Still further in accordance with certain embodiments, the method also comprises receiving the individual clinician-user's selection of an individual response, from among the plurality of responses, which is formatted according to an individual response format from among the plurality of pre-defined response formats; and
learning the individual clinician-user's expected response to at least one suggested data request including: upon future selection by the individual clinician-user, of a suggested data request instance of the same individual suggested data request, prioritizing presentation of a response formatted according to the individual response format previously selected by the individual clinician-user, over presentation of responses formatted according to response formats other than the individual response format previously selected by the individual clinician-user.

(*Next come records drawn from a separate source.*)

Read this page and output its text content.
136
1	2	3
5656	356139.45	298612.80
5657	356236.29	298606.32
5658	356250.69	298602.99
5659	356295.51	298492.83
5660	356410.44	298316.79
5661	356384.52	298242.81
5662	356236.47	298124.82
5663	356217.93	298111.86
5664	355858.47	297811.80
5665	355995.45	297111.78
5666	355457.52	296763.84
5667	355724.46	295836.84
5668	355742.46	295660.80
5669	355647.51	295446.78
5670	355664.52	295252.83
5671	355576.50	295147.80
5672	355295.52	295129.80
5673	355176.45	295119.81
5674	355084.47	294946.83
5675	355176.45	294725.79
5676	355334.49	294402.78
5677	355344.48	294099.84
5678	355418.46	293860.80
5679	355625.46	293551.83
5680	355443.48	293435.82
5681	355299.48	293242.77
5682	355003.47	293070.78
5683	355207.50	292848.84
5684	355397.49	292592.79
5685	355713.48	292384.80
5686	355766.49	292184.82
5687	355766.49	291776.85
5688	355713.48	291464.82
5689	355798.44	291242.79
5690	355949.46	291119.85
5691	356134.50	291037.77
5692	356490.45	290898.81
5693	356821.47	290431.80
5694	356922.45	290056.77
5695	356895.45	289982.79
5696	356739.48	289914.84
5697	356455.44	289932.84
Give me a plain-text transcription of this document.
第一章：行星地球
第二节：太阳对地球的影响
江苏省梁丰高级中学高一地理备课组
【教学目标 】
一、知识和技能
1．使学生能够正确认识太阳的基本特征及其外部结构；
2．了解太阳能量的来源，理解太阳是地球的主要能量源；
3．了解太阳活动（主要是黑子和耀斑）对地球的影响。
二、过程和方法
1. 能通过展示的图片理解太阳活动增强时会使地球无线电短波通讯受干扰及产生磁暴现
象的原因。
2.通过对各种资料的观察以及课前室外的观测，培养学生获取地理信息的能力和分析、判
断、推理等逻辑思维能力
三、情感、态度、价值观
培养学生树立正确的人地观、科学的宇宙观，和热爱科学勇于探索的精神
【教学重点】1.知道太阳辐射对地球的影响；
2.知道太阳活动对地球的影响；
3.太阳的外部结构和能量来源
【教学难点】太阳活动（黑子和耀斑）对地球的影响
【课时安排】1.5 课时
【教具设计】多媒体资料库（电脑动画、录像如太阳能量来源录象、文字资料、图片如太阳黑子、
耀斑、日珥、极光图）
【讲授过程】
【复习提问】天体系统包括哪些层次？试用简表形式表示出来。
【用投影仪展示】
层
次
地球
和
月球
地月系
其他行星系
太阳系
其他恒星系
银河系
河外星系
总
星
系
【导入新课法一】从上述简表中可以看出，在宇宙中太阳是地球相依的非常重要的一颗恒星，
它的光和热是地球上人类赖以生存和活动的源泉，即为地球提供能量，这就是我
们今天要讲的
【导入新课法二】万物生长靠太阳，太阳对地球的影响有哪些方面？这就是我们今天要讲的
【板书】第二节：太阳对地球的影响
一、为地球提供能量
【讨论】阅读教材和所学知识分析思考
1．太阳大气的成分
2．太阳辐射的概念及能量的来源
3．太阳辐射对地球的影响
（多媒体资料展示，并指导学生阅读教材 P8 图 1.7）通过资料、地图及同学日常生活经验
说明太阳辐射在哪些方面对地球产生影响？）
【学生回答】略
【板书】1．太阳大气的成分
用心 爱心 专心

For example, a clinician-user's selects a pie-chart format, rather than various other pre-defined response formats such as histograms, to represent data regarding levels of blood pressure readings per day, upon future selection by the individual clinician-user, of a suggested data request instance of the same individual suggested data request, the pie-chart format option may be presented first (top of the response format menu) whereas histogram formats may be presented only lower on the response format menu.
Further in accordance with certain embodiments, the method also comprises pre-generating a multiplicity of suggested data requests; and pre-generating responses including at least one response for each of the multiplicity of suggested data requests respectively.
Additionally in accordance with certain embodiments, presenting comprises some or all of the following:
Responsive to an individual clinician-user's navigation through the medical information repository:
Receiving the individual clinician-user's selection of an individual response, from among the plurality of responses, which is formatted according to an individual response format from among the plurality of pre-defined response formats; and
learning the individual clinician-user's expected response to the at least one suggested data request including: upon future selection by the individual clinician-user, of a suggested data request instance of the same individual suggested data request, prioritizing presentation of a response formatted according to the individual response format previously selected by the individual clinician-user, over presentation of responses formatted according to response formats other than the individual response format previously selected by the individual clinician-user.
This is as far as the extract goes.